Taking Pilates Into the Every Day
Finding an exercise routine that allows you to stay present during movement, such as Pilates, can translate into added benefits in everyday movement. The cues you receive during a Pilates session aren't just for that Hundred or leg circle movement on the Tower; but rather allow you to absorb new patterns that you can take into regular activities.
Here are a few ways that Pilates can benefit you throughout your week:
Breath: If you are here, you are breathing. We just do it. However, one of the benefits of conscious breath and breath control is being able to utilize it intentionally, like during moments of stress or rigorous movement. Many of us hold our breath during these times, which can make those particular moments much more difficult. Consciously inhaling and exhaling, let's say during traffic frustration, or during a difficult conversation, can help keep your body relaxed. During a Pilates session, the consistent focus on breath may seem trivial, but it takes practice and is incredibly important. Listening to those cues during a session is part of that practice.
Postural Adjustments: You may think your instructor is just being extra picky in trying to adjust your shoulders or pelvis or head position during a class (ok, maybe SOMETIMES we instructors are too picky, but we mean well!) However, these cues allow your body to get accustom to staying in alignment, which does translate to different movement patterns in the everyday. For instance, movements on the Reformer with the shoulder blocks cue your shoulders to stay squared during various exercises; this can translate to how you sit in a chair, drive in your car, or even stand while doing dishes. Of course, you can still do all of these things, but learning how to adjust different bony landmarks and organize your posture during your Pilates practice definitely can help you move more efficiently, and perhaps with less pain.

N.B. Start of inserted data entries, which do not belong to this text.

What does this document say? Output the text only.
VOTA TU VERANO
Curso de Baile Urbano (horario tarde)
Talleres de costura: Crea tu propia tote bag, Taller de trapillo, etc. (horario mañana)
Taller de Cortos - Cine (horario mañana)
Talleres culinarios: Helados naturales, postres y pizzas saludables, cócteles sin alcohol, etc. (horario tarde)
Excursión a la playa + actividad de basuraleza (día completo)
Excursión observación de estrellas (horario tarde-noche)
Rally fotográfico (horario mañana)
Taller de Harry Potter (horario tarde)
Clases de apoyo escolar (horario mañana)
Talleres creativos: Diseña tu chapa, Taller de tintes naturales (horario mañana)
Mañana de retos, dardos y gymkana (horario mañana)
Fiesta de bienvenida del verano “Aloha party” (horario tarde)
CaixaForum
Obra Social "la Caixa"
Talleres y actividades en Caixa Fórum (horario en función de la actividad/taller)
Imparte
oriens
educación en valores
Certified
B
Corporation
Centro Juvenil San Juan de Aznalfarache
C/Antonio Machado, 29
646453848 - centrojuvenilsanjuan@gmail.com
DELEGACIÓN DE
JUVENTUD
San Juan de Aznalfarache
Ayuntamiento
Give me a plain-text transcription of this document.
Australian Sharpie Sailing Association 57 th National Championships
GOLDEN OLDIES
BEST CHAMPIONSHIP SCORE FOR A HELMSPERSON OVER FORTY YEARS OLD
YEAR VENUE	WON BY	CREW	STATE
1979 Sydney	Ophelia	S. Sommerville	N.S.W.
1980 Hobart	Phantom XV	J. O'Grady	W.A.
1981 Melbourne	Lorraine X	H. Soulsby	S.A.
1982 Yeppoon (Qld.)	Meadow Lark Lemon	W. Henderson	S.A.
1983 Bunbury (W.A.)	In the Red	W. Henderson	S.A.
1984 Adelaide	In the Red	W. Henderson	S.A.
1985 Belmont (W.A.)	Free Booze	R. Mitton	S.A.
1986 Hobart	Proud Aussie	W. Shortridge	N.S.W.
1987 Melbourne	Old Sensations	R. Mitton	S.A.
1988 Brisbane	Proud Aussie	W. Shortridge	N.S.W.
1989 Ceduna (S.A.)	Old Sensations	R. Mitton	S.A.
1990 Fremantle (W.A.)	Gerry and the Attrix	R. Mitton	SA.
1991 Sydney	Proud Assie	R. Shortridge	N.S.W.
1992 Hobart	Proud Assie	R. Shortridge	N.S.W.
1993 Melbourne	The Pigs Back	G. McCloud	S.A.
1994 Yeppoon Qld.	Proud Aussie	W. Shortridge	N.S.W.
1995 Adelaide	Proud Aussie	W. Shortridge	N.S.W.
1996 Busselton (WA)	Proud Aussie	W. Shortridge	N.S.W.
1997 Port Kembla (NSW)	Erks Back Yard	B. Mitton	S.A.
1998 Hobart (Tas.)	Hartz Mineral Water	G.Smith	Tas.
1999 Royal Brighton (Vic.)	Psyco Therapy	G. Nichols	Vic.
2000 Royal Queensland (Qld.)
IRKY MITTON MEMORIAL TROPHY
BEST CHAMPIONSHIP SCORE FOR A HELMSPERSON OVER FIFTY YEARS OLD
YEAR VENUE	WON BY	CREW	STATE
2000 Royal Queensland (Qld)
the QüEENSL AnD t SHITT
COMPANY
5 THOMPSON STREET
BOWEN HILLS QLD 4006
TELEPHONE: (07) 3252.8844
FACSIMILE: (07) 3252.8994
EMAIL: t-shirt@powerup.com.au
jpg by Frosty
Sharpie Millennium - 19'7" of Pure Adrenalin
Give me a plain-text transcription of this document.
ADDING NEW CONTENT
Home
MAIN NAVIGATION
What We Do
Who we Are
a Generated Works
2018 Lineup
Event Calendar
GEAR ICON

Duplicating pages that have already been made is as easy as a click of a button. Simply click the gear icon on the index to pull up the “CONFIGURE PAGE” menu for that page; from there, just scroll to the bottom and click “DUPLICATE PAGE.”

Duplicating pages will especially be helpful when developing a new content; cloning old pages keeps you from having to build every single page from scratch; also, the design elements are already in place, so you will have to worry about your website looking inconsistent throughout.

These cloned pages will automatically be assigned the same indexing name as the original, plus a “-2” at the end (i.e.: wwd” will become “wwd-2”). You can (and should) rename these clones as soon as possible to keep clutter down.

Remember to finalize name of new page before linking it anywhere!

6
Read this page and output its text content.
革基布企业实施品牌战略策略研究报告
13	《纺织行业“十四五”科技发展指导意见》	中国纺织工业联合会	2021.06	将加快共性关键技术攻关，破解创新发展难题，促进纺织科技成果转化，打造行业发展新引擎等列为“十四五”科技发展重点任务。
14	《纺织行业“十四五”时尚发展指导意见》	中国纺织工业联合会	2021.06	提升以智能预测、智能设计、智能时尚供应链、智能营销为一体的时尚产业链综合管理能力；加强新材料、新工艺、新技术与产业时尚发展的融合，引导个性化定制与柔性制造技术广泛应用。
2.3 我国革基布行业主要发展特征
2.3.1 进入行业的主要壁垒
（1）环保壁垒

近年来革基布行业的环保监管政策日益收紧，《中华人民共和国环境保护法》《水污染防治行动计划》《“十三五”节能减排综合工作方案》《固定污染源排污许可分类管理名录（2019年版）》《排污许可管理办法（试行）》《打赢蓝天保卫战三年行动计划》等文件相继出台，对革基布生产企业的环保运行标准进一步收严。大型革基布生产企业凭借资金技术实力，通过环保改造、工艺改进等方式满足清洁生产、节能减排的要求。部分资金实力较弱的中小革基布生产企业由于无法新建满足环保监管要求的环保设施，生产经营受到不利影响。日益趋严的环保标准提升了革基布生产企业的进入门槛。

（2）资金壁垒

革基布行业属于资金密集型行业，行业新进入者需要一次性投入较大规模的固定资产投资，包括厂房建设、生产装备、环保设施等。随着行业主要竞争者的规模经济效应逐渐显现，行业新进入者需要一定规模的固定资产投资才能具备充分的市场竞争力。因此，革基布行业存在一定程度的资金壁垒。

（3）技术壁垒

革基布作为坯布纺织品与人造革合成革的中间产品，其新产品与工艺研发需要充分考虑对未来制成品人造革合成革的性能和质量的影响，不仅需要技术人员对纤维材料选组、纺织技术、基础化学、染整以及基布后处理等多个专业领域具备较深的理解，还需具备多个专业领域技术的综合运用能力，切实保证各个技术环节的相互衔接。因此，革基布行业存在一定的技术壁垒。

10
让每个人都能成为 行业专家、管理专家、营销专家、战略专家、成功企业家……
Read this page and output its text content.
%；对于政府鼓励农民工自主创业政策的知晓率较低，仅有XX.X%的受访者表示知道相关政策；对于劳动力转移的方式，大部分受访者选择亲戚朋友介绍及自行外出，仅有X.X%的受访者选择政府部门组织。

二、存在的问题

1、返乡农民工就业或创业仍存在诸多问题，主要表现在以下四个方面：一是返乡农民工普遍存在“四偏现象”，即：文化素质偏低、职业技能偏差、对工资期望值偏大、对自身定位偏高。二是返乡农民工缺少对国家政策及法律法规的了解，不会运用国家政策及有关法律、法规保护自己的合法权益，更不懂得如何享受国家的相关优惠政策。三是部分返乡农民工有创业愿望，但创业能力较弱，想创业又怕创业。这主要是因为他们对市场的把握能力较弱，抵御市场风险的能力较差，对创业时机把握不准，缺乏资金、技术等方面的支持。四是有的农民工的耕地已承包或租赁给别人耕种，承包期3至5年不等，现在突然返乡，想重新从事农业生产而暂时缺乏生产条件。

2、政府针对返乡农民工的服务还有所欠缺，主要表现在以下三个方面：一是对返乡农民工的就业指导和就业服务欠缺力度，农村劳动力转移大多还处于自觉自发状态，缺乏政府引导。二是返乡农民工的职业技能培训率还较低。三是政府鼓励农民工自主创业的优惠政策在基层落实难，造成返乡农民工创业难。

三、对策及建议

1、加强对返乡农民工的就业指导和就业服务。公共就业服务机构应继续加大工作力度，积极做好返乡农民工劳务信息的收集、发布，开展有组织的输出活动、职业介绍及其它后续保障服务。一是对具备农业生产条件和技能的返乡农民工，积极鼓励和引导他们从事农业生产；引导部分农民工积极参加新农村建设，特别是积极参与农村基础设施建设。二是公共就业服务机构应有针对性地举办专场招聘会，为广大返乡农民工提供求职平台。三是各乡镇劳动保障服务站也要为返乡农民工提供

Balance: Balance is what we've worked on since infancy, and it's something that we continue to improve upon in later age. As an instructor, I believe I've witness that it's something that many of us take for granted. There are so many different ways that we work on balance in Pilates, like in the practice of Footwork, to improve foot strength, ankle stability and so much more. There are more obvious balance movements in kneeling or standing positions on the moving Reformer carriage, requiring core strength and hip stability.
The more you practice the more benefits you reap. I love to see clients execute during exercises during these sessions, but it's especially exciting for them to come back and say they've seen able to see improvements in their life: returning a serve quicker during tennis; running without heel pain; getting on the floor with a child or grandchild with less pain; or simply being able to balance on one foot while brushing their teeth. These are the type of improvements that make life a bit easier, more enjoyable...all from a consistent movement practice.